Jeong also spoke about his experience as a father of two and the lessons he hopes to impart on his twin daughters.

“We don’t encourage them in any direction,” Jeong said. “I’m encouraging them to follow their strengths and passions. I always tell my kids, ‘Don’t even think about [finances].’ If I could make $100, that’s better than making $100,000 in an area I don’t like.”

Following the discussion, student attendees were invited to ask Jeong questions.

Michael Lau, a student majoring in business of cinematic arts, asked Jeong whether he should pursue a career in acting or go into film marketing and production and act as a hobby.

“What do you like the most out of those things? Just follow that,” Jeong said. “Some of the best producers and writers in the world started out as actors.”

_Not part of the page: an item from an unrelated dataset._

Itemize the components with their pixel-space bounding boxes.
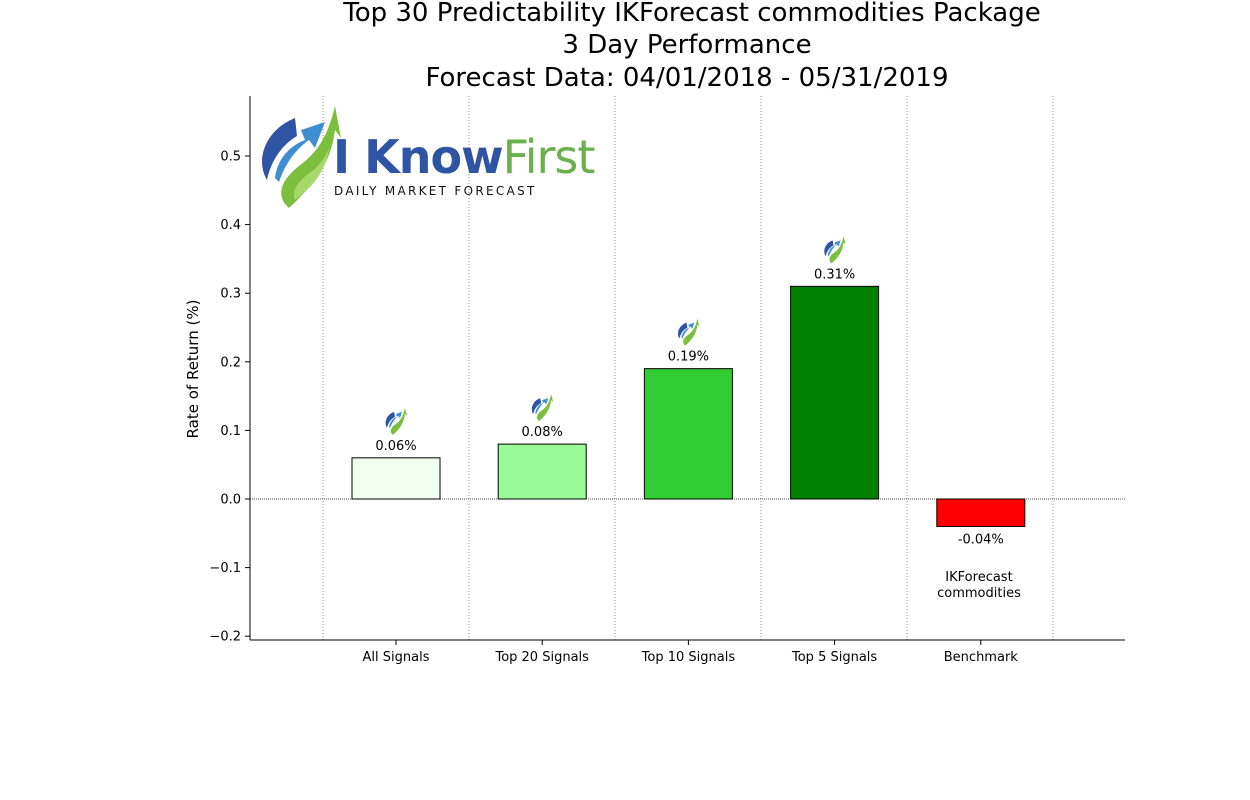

To close the event, Jeong offered students some parting advice about pursuing their dreams.

“Follow your passion … you have the golden opportunity to find something that you love to do,” Jeong said. “It could be something that you loved in grade school, and you’re reinforcing that here at USC. It could be something brand new. You’ll never get this opportunity to have this full landscape of ideas … Even if you ultimately don’t go on that path, you will never regret it.”